SERAP seeks execution of verdict on recovered loot
President Muhammadu Buhari has been advised not to delay implementation of the court judgement that ordered him to publish up-to-date information on the spending of recovered stolen funds since the return of civilian rule in 1999.
A Lagos-based group, Socio-Economic Rights and Accountability Project (SERAP), yesterday wrote to
the Attorney-General of the Federation and Minister of Justice, Abubakar Malami (SAN), urging him to ensure and facilitate full, effective and timely enforcement and implementation of the judgment by Justice Mohammed Idris of the Federal High Court, Lagos.
Details of the judgment in which the court ordered Buhari to publish widely the spending of recovered stolen funds since return of democracy in 1999 are contained in the certified true copy sent to Malami.
In the letter, SERAP said: “Given the relative newness of the Buhari government, the effective enforcement and implementation of the judgment will invariably involve setting up a mechanism by the government to invite the leadership and high-ranking officials of the governments of former Presidents Olusegun Obasanjo, Umaru Musa Yar’Adua, and Goodluck Jonathan to explain, clarify and provide evidence on the amounts of stolen funds recovered by their respective governments (from abroad and within Nigeria), and the projects (including their locations) on which the funds were spent.”
“SERAP therefore believes that the swift enforcement and implementation of this landmark judgment by the government of President Buhari will be litmus test for the President’s oft-repeated commitments to transparency, accountability and the fight against corruption, and for the effectiveness of the Freedom of Information Act in general,” SERAP said.
According to the group, “The enforcement and implementation of the judgment should not be delayed as to do this is to continue to frustrate the victims of corruption in the country since the return of democracy in 1999, and will threaten to undermine the authority of our judicial system.
“SERAP trusts that you will see compliance with this judgment as a central aspect of the rule of law; an essential stepping stone to constructing a basic institutional framework for legality, constitutionality, the rule of law practice and culture in the country. We therefore look forward to your positive response and action on the judgment,” the organisation said.
The 69-page judgment dated March 24 2016 and signed by Justice Mohammed Idris, a copy of which was made available to The Guardian yesterday reads in part: “Transparency in the decision making process and access to information upon which decisions have been made can enhance accountability.
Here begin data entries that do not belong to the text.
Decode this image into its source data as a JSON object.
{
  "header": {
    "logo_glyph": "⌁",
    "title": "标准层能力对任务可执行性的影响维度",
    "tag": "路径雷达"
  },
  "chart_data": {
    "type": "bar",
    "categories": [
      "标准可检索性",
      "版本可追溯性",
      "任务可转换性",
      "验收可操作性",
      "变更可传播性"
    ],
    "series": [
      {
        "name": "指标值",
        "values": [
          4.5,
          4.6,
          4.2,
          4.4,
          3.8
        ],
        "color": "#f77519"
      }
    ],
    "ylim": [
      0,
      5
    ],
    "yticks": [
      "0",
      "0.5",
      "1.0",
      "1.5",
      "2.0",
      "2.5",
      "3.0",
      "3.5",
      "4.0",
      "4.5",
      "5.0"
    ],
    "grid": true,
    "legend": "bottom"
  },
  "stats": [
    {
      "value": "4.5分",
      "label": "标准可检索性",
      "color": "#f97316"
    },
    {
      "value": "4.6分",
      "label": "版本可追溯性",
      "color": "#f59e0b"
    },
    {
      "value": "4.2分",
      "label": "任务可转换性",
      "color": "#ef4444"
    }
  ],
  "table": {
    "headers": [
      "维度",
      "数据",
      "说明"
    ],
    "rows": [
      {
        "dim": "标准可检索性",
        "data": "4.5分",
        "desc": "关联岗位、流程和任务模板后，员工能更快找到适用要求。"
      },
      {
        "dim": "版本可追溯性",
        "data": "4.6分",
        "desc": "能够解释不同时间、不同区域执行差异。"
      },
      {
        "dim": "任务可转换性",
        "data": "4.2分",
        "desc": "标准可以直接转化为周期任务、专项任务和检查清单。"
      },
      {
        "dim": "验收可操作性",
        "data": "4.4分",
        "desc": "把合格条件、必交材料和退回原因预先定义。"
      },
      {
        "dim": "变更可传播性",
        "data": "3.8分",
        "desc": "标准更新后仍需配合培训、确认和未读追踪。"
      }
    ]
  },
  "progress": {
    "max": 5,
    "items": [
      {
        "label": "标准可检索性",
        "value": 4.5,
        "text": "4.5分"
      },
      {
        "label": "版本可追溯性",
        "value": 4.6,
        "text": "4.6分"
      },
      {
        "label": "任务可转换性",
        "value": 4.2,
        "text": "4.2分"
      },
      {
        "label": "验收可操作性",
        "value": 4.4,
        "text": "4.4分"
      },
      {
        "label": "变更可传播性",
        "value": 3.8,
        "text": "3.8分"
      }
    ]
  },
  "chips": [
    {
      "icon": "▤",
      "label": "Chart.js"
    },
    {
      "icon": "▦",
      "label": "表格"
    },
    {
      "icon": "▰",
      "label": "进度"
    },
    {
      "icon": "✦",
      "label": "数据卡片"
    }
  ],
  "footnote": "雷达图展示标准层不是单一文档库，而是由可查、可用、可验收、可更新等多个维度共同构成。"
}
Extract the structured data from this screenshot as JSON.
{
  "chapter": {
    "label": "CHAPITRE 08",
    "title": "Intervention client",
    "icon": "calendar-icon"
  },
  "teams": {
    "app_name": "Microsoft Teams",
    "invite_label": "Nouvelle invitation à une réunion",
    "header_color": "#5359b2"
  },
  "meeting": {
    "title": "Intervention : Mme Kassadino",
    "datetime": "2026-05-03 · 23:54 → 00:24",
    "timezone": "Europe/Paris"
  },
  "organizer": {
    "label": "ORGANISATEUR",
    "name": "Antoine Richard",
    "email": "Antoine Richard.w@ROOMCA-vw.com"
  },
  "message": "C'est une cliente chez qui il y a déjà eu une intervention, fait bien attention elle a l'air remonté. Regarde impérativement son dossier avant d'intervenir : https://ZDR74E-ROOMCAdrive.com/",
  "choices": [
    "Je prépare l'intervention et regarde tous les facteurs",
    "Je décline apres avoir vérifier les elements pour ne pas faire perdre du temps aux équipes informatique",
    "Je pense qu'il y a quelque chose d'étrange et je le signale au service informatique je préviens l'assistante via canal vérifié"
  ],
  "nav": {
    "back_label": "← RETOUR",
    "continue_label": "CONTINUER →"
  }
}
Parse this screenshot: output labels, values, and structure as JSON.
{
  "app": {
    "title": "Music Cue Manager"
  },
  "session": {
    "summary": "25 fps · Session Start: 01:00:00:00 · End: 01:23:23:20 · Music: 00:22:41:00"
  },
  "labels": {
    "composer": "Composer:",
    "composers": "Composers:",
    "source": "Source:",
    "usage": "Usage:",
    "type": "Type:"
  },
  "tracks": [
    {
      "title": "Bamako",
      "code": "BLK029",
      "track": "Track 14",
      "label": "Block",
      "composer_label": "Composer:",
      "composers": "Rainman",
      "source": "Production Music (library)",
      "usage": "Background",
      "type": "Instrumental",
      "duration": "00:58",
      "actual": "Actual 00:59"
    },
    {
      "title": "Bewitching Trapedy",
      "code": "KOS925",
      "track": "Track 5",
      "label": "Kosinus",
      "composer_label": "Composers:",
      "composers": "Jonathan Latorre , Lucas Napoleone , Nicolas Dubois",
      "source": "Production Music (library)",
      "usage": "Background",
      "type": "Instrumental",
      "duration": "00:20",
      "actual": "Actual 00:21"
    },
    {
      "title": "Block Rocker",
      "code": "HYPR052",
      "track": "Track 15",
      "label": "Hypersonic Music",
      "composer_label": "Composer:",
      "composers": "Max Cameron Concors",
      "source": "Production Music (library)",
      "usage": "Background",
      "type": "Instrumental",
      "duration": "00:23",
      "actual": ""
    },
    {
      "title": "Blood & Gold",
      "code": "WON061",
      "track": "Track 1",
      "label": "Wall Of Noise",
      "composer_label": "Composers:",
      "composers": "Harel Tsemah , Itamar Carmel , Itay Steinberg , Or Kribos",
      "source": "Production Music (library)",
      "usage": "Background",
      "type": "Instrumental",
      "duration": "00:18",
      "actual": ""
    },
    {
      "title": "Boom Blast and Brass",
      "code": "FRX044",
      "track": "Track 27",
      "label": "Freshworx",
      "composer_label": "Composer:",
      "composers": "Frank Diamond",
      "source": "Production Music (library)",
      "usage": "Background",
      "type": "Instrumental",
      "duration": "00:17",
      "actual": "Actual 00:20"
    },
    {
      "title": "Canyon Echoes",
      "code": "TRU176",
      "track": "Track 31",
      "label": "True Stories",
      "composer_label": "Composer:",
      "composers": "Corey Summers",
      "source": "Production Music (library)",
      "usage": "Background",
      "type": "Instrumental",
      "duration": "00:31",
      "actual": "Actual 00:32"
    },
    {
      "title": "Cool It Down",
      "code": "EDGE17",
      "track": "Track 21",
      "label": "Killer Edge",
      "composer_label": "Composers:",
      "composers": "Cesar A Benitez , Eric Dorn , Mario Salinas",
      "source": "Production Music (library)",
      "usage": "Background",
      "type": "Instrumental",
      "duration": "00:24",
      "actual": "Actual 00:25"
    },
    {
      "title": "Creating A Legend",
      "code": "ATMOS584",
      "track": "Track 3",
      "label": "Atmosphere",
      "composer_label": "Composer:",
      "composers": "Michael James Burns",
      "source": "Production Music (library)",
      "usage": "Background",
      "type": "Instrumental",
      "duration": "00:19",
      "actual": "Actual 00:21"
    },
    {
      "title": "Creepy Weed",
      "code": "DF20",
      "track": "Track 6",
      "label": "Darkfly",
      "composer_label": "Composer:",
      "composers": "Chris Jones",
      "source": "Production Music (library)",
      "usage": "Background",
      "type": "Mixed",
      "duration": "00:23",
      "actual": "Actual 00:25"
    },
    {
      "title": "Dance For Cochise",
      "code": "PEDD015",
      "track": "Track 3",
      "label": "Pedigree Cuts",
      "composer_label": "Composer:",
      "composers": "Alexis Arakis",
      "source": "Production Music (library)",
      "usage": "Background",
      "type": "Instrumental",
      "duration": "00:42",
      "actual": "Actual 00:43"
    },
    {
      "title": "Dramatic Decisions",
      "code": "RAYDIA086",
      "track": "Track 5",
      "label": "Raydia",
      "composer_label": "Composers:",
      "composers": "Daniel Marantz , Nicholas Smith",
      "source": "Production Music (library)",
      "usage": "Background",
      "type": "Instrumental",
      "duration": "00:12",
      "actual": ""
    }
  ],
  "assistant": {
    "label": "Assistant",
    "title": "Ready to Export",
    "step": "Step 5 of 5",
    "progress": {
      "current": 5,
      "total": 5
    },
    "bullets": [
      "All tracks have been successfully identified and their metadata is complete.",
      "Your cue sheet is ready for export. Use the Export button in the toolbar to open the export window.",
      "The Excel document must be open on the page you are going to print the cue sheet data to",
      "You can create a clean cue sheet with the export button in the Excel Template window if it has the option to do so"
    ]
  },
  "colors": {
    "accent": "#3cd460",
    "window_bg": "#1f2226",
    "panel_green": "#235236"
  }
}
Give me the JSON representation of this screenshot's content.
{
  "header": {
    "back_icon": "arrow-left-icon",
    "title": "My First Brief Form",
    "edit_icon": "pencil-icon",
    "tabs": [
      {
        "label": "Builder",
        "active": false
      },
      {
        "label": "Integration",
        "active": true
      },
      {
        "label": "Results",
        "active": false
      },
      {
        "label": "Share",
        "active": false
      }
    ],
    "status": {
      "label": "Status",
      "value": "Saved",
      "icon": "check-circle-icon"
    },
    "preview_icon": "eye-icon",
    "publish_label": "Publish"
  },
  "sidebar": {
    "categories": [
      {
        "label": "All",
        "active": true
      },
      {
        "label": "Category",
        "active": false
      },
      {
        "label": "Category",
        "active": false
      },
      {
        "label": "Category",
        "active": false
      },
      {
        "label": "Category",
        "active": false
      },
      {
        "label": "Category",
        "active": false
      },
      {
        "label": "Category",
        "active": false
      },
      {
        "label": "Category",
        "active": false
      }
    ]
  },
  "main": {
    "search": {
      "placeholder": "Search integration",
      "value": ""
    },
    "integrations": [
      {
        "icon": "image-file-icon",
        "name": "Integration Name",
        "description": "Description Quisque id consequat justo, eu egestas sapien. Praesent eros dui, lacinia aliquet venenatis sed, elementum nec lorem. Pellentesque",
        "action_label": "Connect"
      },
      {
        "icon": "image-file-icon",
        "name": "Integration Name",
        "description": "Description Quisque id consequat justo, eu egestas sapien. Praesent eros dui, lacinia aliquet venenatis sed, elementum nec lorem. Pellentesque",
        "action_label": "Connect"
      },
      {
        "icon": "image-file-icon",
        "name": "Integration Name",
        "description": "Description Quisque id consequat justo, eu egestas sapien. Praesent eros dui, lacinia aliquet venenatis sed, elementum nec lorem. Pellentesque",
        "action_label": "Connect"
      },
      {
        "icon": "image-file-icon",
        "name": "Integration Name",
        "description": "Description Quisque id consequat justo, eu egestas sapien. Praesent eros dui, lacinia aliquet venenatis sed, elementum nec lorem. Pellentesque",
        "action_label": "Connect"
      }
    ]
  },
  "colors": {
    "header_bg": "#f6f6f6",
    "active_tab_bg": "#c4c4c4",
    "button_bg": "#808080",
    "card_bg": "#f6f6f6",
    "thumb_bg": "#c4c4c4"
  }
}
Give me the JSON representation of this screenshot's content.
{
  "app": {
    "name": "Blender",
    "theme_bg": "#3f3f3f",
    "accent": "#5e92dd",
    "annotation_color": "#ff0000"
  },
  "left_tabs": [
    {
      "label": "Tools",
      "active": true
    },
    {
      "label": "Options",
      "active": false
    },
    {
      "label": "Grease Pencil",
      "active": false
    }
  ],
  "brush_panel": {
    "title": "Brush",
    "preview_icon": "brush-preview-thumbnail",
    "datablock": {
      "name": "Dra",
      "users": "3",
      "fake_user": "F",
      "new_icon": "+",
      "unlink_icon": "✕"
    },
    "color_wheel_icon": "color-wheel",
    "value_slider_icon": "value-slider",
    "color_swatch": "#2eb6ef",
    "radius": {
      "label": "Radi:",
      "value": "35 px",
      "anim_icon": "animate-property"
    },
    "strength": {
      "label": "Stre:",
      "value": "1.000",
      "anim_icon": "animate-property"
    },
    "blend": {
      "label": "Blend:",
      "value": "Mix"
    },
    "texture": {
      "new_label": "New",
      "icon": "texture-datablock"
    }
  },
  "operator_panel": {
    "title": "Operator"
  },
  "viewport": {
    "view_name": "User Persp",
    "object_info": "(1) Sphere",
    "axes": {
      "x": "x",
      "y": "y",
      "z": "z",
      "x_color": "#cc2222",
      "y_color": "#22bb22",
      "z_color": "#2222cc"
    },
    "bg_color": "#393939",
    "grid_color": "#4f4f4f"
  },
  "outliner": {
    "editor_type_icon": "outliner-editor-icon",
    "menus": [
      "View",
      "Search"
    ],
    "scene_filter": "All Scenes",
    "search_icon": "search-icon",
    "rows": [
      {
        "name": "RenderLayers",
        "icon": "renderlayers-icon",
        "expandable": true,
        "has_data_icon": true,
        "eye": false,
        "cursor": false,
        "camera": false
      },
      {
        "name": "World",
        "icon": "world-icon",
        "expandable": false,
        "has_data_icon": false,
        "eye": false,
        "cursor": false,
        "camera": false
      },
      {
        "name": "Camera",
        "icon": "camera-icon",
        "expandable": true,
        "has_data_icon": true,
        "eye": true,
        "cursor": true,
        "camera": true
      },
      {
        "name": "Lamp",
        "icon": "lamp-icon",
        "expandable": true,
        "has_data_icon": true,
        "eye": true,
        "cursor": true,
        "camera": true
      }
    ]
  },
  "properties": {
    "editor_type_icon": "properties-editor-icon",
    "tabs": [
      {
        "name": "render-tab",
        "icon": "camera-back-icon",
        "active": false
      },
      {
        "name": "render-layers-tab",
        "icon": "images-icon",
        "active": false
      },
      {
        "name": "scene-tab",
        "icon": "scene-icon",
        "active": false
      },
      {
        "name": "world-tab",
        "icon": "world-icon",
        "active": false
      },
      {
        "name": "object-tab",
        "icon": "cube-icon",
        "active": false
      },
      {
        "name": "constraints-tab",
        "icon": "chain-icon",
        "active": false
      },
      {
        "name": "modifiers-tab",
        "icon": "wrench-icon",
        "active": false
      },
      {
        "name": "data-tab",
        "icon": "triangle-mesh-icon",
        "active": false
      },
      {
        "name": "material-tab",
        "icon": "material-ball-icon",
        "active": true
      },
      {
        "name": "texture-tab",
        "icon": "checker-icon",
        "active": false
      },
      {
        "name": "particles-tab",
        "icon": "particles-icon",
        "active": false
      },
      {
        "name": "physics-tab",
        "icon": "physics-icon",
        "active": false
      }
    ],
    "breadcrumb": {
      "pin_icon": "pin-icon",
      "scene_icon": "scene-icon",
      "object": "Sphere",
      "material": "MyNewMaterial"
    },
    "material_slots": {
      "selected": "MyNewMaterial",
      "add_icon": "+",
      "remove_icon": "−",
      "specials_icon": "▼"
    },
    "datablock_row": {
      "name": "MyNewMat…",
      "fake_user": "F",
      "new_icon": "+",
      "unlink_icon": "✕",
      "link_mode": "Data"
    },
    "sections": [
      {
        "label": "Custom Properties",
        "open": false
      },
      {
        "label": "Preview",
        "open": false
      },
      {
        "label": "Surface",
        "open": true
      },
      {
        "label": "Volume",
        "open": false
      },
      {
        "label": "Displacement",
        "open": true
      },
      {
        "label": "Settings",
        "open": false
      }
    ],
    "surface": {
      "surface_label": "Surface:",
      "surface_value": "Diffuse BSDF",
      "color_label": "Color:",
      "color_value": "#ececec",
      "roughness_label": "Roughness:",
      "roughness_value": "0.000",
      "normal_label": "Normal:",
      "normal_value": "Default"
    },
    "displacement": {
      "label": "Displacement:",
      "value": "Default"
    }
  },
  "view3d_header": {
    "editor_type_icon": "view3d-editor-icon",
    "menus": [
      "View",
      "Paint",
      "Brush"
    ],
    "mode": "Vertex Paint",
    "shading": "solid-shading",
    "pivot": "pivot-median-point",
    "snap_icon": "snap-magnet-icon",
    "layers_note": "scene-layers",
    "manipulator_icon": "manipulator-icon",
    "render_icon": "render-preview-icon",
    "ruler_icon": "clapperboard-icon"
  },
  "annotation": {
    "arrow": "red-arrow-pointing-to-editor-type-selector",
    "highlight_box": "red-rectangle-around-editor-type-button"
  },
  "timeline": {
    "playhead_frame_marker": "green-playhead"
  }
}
“Obedience to the rule of law by all citizens but more particularly those who publicly took oath of office to protect and preserve the Constitution is a desideratum to good governance and respect for the rule of law. In a constitutional democracy like ours, this is meant to be the norm.
“I am of the view that on receipt of SERAP request, the government had the duty to respond to same. If it does hold the information it must supply it within 7 days from receipt of the request. Where a decision to withhold information is taken, the government/relevant authorities must inform the plaintiff of its reason. In respect of the SERAP reliefs on recovered stolen funds since return of democracy in 1999, the government had kept mute. Let me say that they have no such power under the law.”